At Rocky Mountain Institute, we are guided by the words of our co-founder, Amory Lovins, that in times of crisis neither false optimism nor despair are warranted. Instead, what is needed is hope, and specifically applied hope.
But what is applied hope, and what is the difference between this and optimism? Lovins explained in a commencement speech at Olin College last May:
The optimist treats the future as fate, not choice, and thus fails to take responsibility for making the world we want. Applied hope is a deliberate choice of heart and head. The optimist, says David Orr, has his feet up on the desk and a satisfied smirk knowing the deck is stacked. The person living in applied hope has her sleeves rolled up and is fighting hard to change or beat the odds. Optimism can easily mask cowardice. Applied hope requires fearlessness.
As terrible as this crisis is, it presents a window to intensify our work toward a different future: a cleaner, healthier, more just and sustainable future. And that is something we have a responsibility to act on. This crisis is only one of many that we will see as climate change accelerates globally, and how we act today can lessen the severity of these future crises.
The economic consequences of this pandemic are forcing governments around the world to take an active role in supporting the economy, and this is an opportunity to accelerate the clean energy economy of the future instead of propping up the dirty, inefficient industries of the past.
Multiple programs at RMI are engaged in helping to provide guidance to policymakers around stimulus and recovery measures. Working with other non-profits and advocacy organizations we are presenting frameworks and specific policy mechanisms that can help the United States and other nations to not only rebuild and put people back to work, but to build back better.
Specifically, there is an opportunity to put people back to work in making our buildings more efficient and safer including through electrification of cooking and heat, in building nationwide electric vehicle charging networks, and in installing more resilient solar and battery storage systems to protect critical infrastructure and vulnerable communities.
We must address the needs of the now, but we can do so while also planning for the future. We have seen clear skies in cities that were previously choked by smog, and we have seen a massive drop in emissions. We can have these conditions without the economic collapse driven by a pandemic, but it will take vision and work.
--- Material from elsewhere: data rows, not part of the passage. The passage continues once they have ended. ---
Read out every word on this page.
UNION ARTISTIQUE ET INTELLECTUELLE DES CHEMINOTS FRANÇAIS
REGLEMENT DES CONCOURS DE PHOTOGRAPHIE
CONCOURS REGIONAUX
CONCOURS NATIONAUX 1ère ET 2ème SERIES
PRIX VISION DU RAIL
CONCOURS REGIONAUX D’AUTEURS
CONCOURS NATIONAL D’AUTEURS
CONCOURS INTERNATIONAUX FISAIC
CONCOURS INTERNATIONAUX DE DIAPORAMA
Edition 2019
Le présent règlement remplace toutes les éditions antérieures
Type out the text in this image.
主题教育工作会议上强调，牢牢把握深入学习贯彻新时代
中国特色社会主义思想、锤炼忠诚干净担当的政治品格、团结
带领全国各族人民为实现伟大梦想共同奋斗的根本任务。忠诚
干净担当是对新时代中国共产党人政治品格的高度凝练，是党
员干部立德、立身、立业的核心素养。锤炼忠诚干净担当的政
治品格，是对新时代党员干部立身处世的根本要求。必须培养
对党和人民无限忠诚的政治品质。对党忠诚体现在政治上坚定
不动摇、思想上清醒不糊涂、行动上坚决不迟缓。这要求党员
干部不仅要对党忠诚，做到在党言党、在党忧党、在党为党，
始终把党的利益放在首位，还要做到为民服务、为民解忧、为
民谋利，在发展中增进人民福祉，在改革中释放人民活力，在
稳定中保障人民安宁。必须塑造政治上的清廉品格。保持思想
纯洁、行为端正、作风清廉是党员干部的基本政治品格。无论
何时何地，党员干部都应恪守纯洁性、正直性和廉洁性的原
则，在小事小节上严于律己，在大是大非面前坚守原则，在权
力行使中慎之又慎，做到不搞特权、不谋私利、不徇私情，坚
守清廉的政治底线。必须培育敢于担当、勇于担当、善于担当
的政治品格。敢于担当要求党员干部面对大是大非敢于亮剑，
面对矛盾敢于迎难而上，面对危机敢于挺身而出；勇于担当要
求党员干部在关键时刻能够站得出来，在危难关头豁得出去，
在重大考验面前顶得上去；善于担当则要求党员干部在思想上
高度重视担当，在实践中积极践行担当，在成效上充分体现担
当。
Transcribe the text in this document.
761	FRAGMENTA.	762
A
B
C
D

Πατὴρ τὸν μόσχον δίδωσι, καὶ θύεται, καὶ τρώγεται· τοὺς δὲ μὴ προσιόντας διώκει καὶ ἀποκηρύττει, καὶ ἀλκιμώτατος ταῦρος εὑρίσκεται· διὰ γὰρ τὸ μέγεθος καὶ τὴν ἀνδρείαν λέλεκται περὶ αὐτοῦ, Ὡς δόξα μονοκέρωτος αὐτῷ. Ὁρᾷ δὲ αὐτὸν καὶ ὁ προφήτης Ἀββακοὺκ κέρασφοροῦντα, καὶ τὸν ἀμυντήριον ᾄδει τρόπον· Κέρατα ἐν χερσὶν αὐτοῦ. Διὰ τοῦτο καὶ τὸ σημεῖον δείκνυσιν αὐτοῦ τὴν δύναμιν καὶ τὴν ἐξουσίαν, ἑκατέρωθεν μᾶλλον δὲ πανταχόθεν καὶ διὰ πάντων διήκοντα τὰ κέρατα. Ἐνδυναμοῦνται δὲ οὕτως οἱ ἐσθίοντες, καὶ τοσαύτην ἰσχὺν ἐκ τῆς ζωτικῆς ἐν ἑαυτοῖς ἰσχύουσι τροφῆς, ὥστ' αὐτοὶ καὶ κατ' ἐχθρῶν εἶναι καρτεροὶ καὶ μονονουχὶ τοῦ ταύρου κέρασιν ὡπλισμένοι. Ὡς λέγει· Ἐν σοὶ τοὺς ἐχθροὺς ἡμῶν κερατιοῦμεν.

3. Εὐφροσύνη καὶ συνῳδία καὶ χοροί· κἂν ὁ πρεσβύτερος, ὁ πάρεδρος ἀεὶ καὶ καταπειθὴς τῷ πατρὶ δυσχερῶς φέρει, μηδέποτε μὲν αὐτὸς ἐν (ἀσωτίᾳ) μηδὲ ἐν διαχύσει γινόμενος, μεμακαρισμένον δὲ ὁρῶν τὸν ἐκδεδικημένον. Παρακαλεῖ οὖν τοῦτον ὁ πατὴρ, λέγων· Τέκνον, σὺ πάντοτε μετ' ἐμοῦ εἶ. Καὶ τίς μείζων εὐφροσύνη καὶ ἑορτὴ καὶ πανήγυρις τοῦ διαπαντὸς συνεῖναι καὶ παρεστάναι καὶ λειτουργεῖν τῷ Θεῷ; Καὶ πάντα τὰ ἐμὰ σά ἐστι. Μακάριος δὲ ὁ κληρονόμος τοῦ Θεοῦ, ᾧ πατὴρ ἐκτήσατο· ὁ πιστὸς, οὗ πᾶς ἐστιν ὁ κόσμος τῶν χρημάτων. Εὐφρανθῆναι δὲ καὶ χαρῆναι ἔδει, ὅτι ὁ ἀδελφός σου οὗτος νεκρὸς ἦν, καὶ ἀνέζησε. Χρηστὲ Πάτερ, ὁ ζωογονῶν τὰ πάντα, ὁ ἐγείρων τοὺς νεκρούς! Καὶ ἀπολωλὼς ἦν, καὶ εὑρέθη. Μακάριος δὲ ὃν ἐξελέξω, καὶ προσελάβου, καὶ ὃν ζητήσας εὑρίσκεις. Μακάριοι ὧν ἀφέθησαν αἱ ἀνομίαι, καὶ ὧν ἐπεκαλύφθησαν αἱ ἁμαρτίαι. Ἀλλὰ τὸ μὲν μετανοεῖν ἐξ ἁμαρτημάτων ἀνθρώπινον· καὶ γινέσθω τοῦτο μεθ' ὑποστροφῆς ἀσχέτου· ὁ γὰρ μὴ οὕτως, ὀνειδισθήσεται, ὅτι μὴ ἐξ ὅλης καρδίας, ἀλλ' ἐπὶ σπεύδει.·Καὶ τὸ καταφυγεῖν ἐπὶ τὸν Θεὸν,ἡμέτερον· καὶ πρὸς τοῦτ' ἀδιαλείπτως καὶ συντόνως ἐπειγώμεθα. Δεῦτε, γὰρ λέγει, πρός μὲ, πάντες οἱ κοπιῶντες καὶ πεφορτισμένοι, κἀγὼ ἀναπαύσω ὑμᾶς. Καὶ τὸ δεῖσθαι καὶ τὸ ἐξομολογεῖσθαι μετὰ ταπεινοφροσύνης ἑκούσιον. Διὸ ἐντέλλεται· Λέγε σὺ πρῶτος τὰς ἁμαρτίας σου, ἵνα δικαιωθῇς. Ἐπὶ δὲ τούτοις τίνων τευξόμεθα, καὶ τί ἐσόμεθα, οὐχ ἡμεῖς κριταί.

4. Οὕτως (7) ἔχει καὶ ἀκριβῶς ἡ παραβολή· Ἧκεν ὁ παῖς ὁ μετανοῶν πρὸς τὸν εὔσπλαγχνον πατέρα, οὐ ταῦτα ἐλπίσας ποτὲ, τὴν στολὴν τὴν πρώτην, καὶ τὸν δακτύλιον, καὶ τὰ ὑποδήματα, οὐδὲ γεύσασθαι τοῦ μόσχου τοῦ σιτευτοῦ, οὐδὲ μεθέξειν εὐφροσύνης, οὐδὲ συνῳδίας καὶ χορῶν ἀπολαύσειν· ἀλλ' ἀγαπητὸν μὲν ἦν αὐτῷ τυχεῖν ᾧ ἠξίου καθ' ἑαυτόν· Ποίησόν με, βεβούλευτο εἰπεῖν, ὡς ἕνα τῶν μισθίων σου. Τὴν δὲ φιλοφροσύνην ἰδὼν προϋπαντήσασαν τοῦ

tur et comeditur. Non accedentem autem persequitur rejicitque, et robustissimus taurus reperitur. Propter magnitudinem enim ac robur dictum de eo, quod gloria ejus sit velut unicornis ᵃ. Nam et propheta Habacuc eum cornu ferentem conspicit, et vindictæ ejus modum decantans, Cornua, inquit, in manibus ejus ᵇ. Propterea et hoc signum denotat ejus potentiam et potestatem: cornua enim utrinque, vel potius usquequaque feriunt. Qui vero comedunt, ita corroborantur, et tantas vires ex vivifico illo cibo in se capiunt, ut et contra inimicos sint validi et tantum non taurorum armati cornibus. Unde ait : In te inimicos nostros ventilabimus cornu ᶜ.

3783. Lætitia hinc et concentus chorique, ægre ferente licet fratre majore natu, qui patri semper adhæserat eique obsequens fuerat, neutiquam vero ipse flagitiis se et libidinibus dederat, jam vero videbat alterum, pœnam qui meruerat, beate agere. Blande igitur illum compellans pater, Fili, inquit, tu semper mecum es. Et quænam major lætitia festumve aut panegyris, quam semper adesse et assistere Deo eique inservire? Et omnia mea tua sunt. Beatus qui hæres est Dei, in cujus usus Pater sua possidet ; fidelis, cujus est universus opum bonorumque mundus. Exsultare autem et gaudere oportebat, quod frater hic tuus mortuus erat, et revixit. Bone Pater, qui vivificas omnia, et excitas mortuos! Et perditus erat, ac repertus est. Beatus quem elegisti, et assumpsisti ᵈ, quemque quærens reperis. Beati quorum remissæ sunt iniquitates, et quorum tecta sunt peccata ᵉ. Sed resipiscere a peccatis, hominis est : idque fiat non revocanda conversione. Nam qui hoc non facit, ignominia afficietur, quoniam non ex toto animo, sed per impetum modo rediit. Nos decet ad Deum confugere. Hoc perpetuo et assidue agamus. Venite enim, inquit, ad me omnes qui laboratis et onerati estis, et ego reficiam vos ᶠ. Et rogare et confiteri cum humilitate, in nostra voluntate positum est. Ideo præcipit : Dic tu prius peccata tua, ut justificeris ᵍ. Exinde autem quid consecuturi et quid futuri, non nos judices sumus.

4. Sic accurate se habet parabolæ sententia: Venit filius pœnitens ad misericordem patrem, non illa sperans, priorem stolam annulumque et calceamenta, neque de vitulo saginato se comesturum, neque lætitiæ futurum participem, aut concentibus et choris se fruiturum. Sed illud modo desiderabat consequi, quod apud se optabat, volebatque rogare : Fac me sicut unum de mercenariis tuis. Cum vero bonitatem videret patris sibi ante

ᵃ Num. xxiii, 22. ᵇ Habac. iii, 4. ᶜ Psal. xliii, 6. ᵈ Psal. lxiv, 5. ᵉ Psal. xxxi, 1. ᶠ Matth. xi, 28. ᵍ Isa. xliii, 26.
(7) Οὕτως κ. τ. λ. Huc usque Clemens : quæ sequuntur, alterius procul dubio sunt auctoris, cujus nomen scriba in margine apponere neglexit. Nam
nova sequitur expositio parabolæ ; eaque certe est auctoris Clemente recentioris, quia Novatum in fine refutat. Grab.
There is plenty to be done outside the political realm; businesses and civil society also have a strong role to play, which we will address in detail in a future post. The past decade has shown us that we cannot wait for federal leadership to address the climate crisis. Instead we can and must take action at the local, state, corporate, and even the individual level, to be the leaders that we need.
Across all of our programs—from mobility to electricity access in the developing world to our work with trucking and heavy industry—RMI continues our work in a spirit of applied hope. And we ask you to join us.